Stocks sink after report says Trump could follow through with tariffs on $200 billion worth Chinese imports to the US

Stocks fell sharply Thursday after Bloomberg reported the Trump administration could follow through with tariffs on roughly $200 billion worth of Chinese imports as soon as the public comment period ends next week. A rally in technology stocks had helped bring stocks to record highs in the four previous sessions.

Here’s the scoreboard:

Dow Jones industrial average: 25,951.92 −172.65 (-0.66%)

S&P 500: 2,902.05 −11.99 (-0.41%)

Nasdaq Composite: 8,076.91 −32.77 (-0.40%)

Another round of US tariffs would bring the running total of targeted Chinese products to $250 billion and is poised to affect consumers more than the levies already enacted.

Beijing, which was swift to counter Trump’s tariffs with its own tariffs on US products, would almost certainly retaliate.
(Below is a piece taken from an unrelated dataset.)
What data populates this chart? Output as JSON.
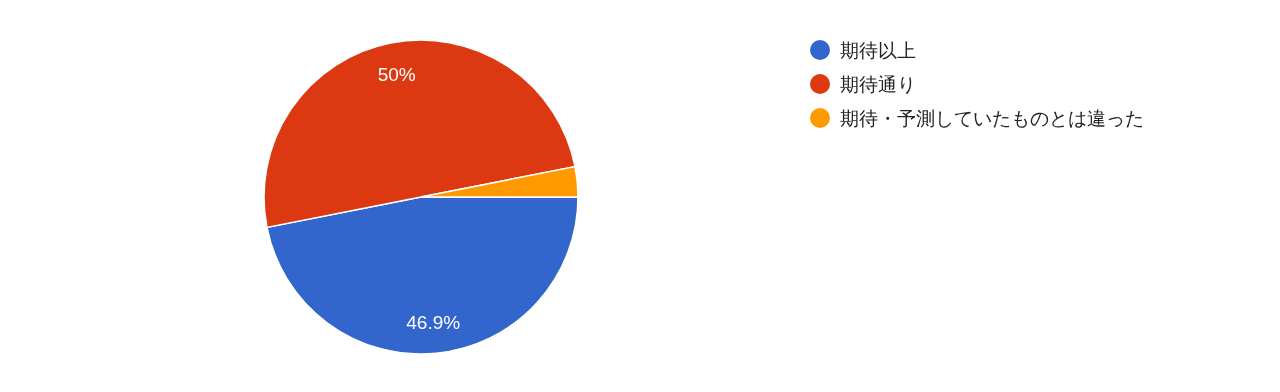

While China doesn’t import enough from the US to match the duties dollar-for-dollar, it could increase tariff rates or use qualitative measures like creating administrative headaches for American companies.

Shares of large-cap industrial stocks like Caterpillar (-2%) and Boeing (-1.2%) were among the losers following the report. Offshore, the Chinese yuan sank 0.7% against the dollar, and Treasury yields edged lower.